Anna McNay
26/11/11
Paul Noble: Welcome to Nobson
Gagosian Gallery, Britannia Street
10 November – 17 December 2011
Oh to be inside the mind of the artist! Or, in this case, maybe preferably not… For Paul Noble’s mind must be a very peculiar place indeed. He has spent the past 15 years envisaging and designing Nobson Newtown, a Brave New World where Heaven (2009), enclosed in high brick walls with deterrent shards and empty plinths, has no way in or out, whilst Hell (2009) seems welcoming, with its art deco fencing and open gates. The concepts behind this dystopia are as skewed as the artist’s unsettling perspective, and the towering sketches (Welcome to Nobson, 2008-2010, the centre piece to the exhibition, is a massive 452 x 715 cm) loom over you, a mixture of empty space and intricate detail.
Drawn in gentle graphite, these architectural plans are precise and elaborate. No detail is overlooked. From the shadows of the fences to the toilet rolls and bin bags, the stones in the walls, each individually engraved, and the geometric accuracy of a2 + b2 = c2 (2009) in which two enlarged slides, taken from the Escher-like playground area of the town, are placed in opposition to one another, forming perfect Pythagorian triangles.

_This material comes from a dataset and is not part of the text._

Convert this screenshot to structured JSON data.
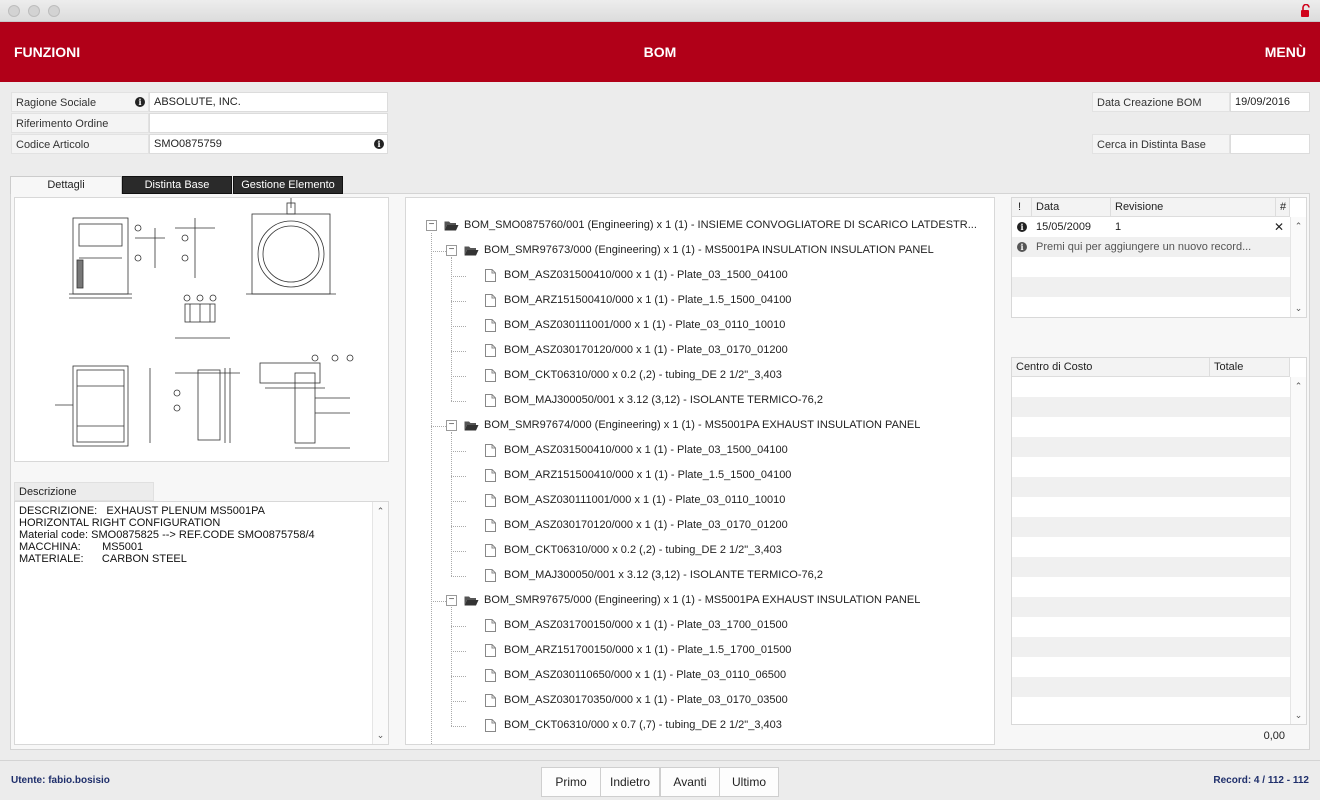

But if you look too closely, prepare to be disturbed, for this is a perverted vision. Balls and chains, manacles and hand-shaped paddles hang from the bare branched trees; a strange, dark, hooded sculpture lurks sinisterly outside the walls, a phallus protruding from his head; and inside the spookily empty space, worm-like creatures toil away in the bleak futuristic towers.
The main gallery is entered through a beaded curtain, heavy and foreboding, swallowing you into the labyrinthine world. The visitor is immediately dwarfed, not only by the size of the beads and the scale of the sketches, but also by the two monumental marble sculptures standing guard (Three, 2011 and Couple, 2011). Pink-tinged, with translucent red veins, they loom overhead like giant erect penises. Intimidating and unnerving, elements taken from the sketches made real in the here and now.
The most disturbing work of all, however, is undoubtedly Ah (2010). Hanging in a separate side gallery, along with a strangely ritualistic wooden bell, hung with carved hazelnuts (Wooden Bell, 2011), and the outline of a figure composed out of charred stones (Stone Figure, 2011), this Gordian phantasm concatenates all the most perverse elements into one debauched scene: pipes with faces; roving eyeballs; piles of excrement with limbs engaging in anal intercourse with one another, whilst simultaneously self-pleasuring and eating hotdogs with legs of their own; Orwellian pigs; horses with teeth and hats; guns; cannons; scarcely disguised Swastikas… Engraved at the centre are the words: “One hand on the plough, the other on the sword.” Is this the motto of Nobson Newtown? Where heaven is evil and hell enticing, a place of purgatory, from which there is no escape? By now I felt I’d hedged my bets long enough, and it was time to make my get away whilst the going was still good.